電気設備図を作成できるCADは、大きく「無料(フリー)ソフト」と「有料ソフト」の2種類に大別できます。さらに有料ソフトは、幅広い図面の作成の製図に利用できる「汎用ソフト」と、電気を含む設備工事に特化した「専用ソフト」に分けられます。 どのソフトを導入するかは、各企業の予算や受注する工事の規模、年間に作成する図面の数によって異なります。ただ、一般的にはより高度な機能を搭載し、効率化や工数の削減に大きな効果が期待できるのは「専用ソフト」となります。

無料(フリー)のCADソフトの特徴

Jw_cadなど、無料で使えるフリーソフトを利用している電気工事業社は少なくありません。フリーのCADソフトの最大のメリットは、コスト0で簡単に導入できることです。Jw_cadの機能は有料ソフトと比べると少ないものの、手書きと比べると工数削減もある程度見込めます。

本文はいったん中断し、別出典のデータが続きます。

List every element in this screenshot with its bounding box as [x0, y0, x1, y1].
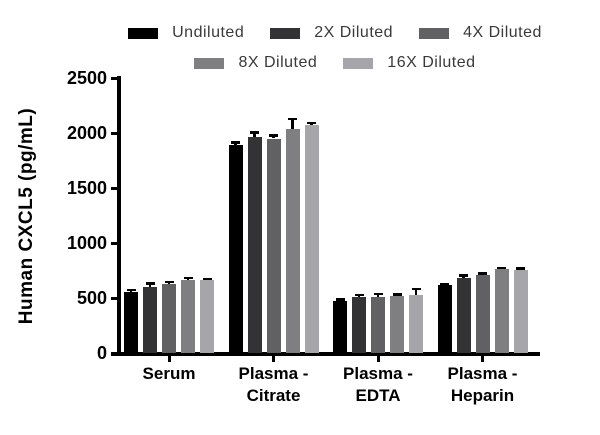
bar-plasma-heparin-undiluted — [437, 285, 452, 353]
error-bar-cap — [440, 282, 449, 286]
error-bar-stem — [414, 288, 418, 296]
bar-serum-undiluted — [124, 291, 138, 353]
legend-swatch-2x-diluted — [270, 27, 301, 39]
legend-item: Undiluted — [128, 24, 244, 42]
legend-label: 8X Diluted — [238, 54, 318, 71]
legend-label: 16X Diluted — [387, 54, 476, 71]
error-bar-cap — [392, 293, 402, 296]
bar-plasma-heparin-2x-diluted — [456, 277, 471, 353]
bar-plasma-edta-8x-diluted — [390, 295, 404, 353]
y-axis-tick — [111, 76, 118, 80]
y-tick-label: 500 — [76, 288, 107, 308]
error-bar-stem — [376, 293, 380, 297]
legend-label: Undiluted — [172, 24, 245, 41]
error-bar-stem — [272, 135, 275, 139]
x-category-label: Plasma - Heparin — [447, 364, 518, 405]
y-axis-tick — [111, 241, 118, 245]
legend-item: 4X Diluted — [419, 24, 542, 42]
error-bar-cap — [250, 131, 259, 134]
bar-plasma-edta-4x-diluted — [371, 296, 385, 353]
x-axis-tick — [272, 355, 275, 362]
x-category-label: Serum — [142, 364, 196, 383]
legend-swatch-4x-diluted — [419, 27, 450, 39]
y-axis-tick — [111, 131, 118, 135]
x-category-label: Plasma - Citrate — [238, 364, 309, 405]
x-axis-line — [111, 351, 540, 356]
bar-serum-2x-diluted — [143, 287, 157, 353]
error-bar-cap — [183, 276, 193, 280]
bar-serum-4x-diluted — [162, 283, 176, 353]
y-axis-tick — [111, 351, 118, 355]
bar-plasma-edta-16x-diluted — [409, 295, 423, 353]
x-axis-tick — [481, 355, 484, 362]
error-bar-cap — [269, 134, 278, 137]
bar-plasma-citrate-2x-diluted — [247, 137, 262, 353]
error-bar-cap — [335, 298, 345, 301]
y-tick-label: 0 — [96, 343, 107, 363]
legend-item: 8X Diluted — [194, 54, 317, 72]
legend-label: 4X Diluted — [463, 24, 542, 41]
bar-serum-16x-diluted — [200, 280, 214, 353]
x-category-label: Plasma - EDTA — [343, 364, 413, 405]
x-axis-tick — [167, 355, 171, 362]
error-bar-cap — [459, 274, 468, 277]
error-bar-cap — [411, 287, 421, 291]
error-bar-cap — [164, 280, 174, 283]
legend-item: 2X Diluted — [270, 24, 393, 42]
y-tick-label: 1000 — [66, 233, 107, 253]
y-axis-tick — [111, 186, 118, 190]
bar-plasma-edta-2x-diluted — [352, 296, 366, 353]
bar-serum-8x-diluted — [181, 280, 195, 353]
error-bar-stem — [291, 118, 294, 129]
bar-plasma-heparin-16x-diluted — [513, 269, 528, 353]
bar-plasma-citrate-undiluted — [228, 145, 243, 353]
y-axis-line — [117, 76, 121, 355]
bar-plasma-citrate-4x-diluted — [266, 138, 281, 353]
legend-item: 16X Diluted — [343, 54, 475, 72]
error-bar-stem — [253, 132, 256, 138]
legend-label: 2X Diluted — [314, 24, 394, 41]
legend-swatch-undiluted — [128, 27, 159, 39]
legend-swatch-8x-diluted — [194, 57, 225, 69]
error-bar-cap — [516, 267, 525, 270]
error-bar-cap — [354, 293, 364, 297]
error-bar-stem — [148, 283, 152, 287]
error-bar-cap — [478, 272, 487, 275]
y-axis-tick — [111, 296, 118, 300]
legend-row-1: Undiluted 2X Diluted 4X Diluted — [120, 24, 550, 42]
bar-plasma-edta-undiluted — [333, 300, 347, 353]
y-tick-label: 2500 — [66, 68, 107, 88]
x-axis-tick — [376, 355, 380, 362]
error-bar-cap — [231, 141, 240, 144]
error-bar-cap — [307, 121, 316, 125]
error-bar-cap — [373, 292, 383, 296]
y-axis-title: Human CXCL5 (pg/mL) — [16, 107, 37, 325]
bar-plasma-citrate-16x-diluted — [304, 125, 319, 353]
bar-plasma-heparin-4x-diluted — [475, 274, 490, 353]
legend-row-2: 8X Diluted 16X Diluted — [120, 54, 550, 72]
y-tick-label: 2000 — [66, 123, 107, 143]
bar-plasma-citrate-8x-diluted — [285, 128, 300, 353]
legend-swatch-16x-diluted — [343, 57, 374, 69]
error-bar-cap — [202, 277, 212, 281]
error-bar-cap — [126, 288, 136, 292]
error-bar-cap — [145, 282, 155, 285]
error-bar-cap — [497, 266, 506, 270]
bar-plasma-heparin-8x-diluted — [494, 269, 509, 353]
y-tick-label: 1500 — [66, 178, 107, 198]
error-bar-cap — [288, 117, 297, 121]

その一方、Jw_cadには「PDFデータの取り込みができない」、「電気図面用のシンボルが少ない」というデメリットもあります。電気設備図の作成数が多いほど、非効率さや扱いにくさを感じる可能性があります。 また、Jw_cadは今後主流になると考えられている3次元にも対応できないのも、デメリットの1つです。

有料の汎用CADソフトの特徴

有料の汎用CADソフトは、ソフトの導入や使い方について、電話やメールなどでサポートが受けられるのもメリットの1つといえるでしょう。

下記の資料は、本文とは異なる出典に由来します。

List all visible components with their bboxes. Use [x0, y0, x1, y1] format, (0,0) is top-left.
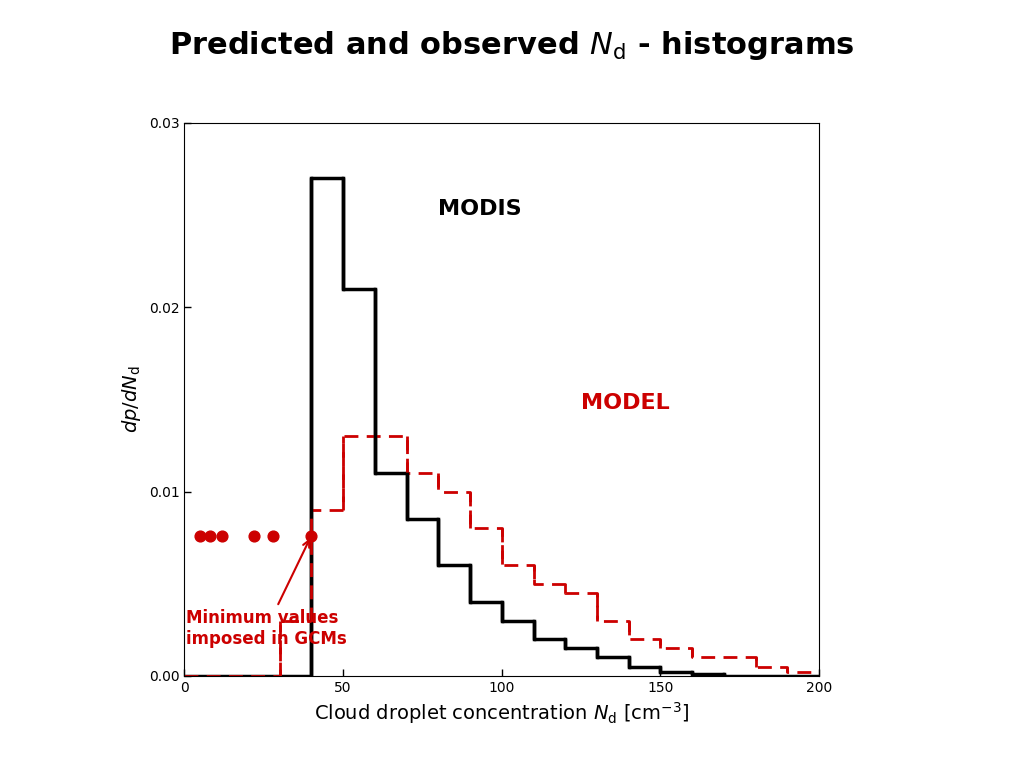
Text: Minimum values
imposed in GCMs: Minimum values imposed in GCMs	[186, 541, 347, 648]
Point	[214, 530, 230, 542]
Text: MODEL: MODEL	[582, 392, 670, 412]
Point	[202, 530, 218, 542]
Point	[303, 530, 319, 542]
Point	[265, 530, 282, 542]
Text: Predicted and observed $N_\mathrm{d}$ - histograms: Predicted and observed $N_\mathrm{d}$ - …	[169, 28, 855, 61]
Y-axis label: $dp/dN_\mathrm{d}$: $dp/dN_\mathrm{d}$	[120, 366, 143, 433]
Point	[246, 530, 262, 542]
Text: MODIS: MODIS	[438, 199, 522, 219]
Point	[193, 530, 209, 542]
X-axis label: Cloud droplet concentration $N_\mathrm{d}$ [cm$^{-3}$]: Cloud droplet concentration $N_\mathrm{d…	[314, 700, 689, 727]
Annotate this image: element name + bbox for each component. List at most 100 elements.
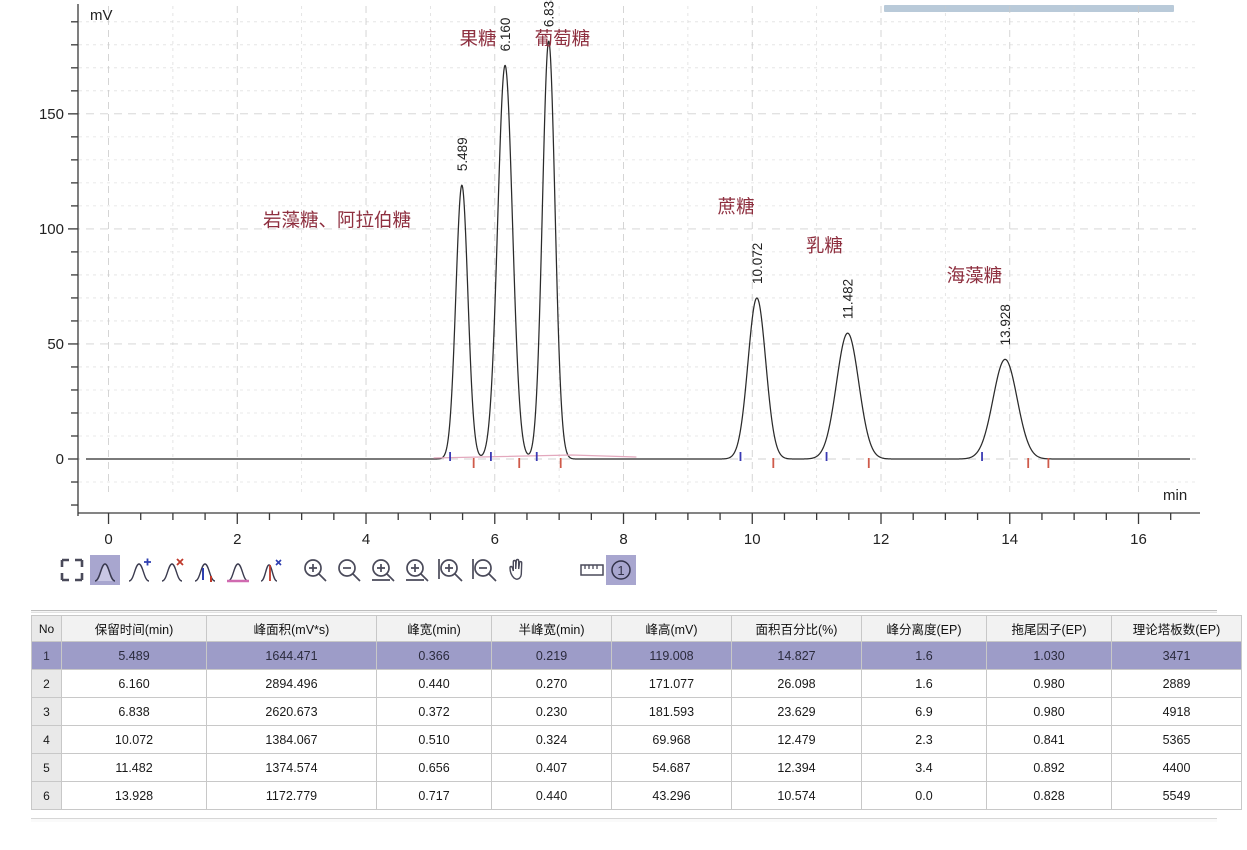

デメリットは後述する専用CADと比べると、設定すべき項目が非常に多く、寸法、文字のスタイル、単位の設定などが必要になります。用途に合わせて適切に設定することで、色々な用途に使えるというメリットと表裏一体ではあるものの、電気設備図の制作のみに利用する場合は欠点になり得ます。さらに操作が直観的と感じにくいこともデメリットの1つです。

電気CADの便利な機能

有料の電気CADの種類はそれほど多くありません。今回はその代表例として、富士通四国インフォテックが開発・提供している電気・空調・衛生などの建築設備CAD「CADEWA Smart」の機能から便利な機能を紹介します。

■使いやすい画面構成

直観的で分かりやすい「リボンインターフェース」や長さや角度などのガイドを手元に表示できる「スナップ機能」を搭載。汎用CADでは課題になりやすい「使いやさ」を重視し、ベテラン技術者から初心者まで使いやすいインターフェースになっています。

■多彩な配線作画機能

単独・一括配線、一筆書きモードなど用途や個人に合わせた多彩な配線作画を用意。さらに配線のトレース機能なども備えており、より効率的な製図を支援します。

■充実したシンボル

日本電気工業協会の「JECAシンボル」を標準搭載しています。さらに寸法を器具配置と同時に行えるのも円滑な図面作成を後押します。さらに図面内で作成した配線条数や機器・器具を検索して「電気器具表」、「配線注記表」などを自動で作画できます。

■多彩な編集機能

機器の倍率・角度や部材の置換、移動、レベルの変更など多彩な仕上げや編集が可能なのも専門CADの特長です。また、設備の寸法の一括・連続作画や値を編集して部材連動移動にも対応。より効率的な作画を実現します。

■計算機能

製図以外の作業にも対応しています。例えば、建築設備計基準に沿った幹線用、分岐配線用の「電路計算書」のほか、「照度計算書」の作成も可能。

電気CADの導入の作業効率化にも繋がる

電気CADの概要と無料ソフト、有料ソフト(汎用・専用)の違い、メリット・デメリットについて解説しました。いずれも比べると大きく作業の効率化が期待でき、製図作業の効率化は作業コストの改善にも繋がるのではないでしょうか。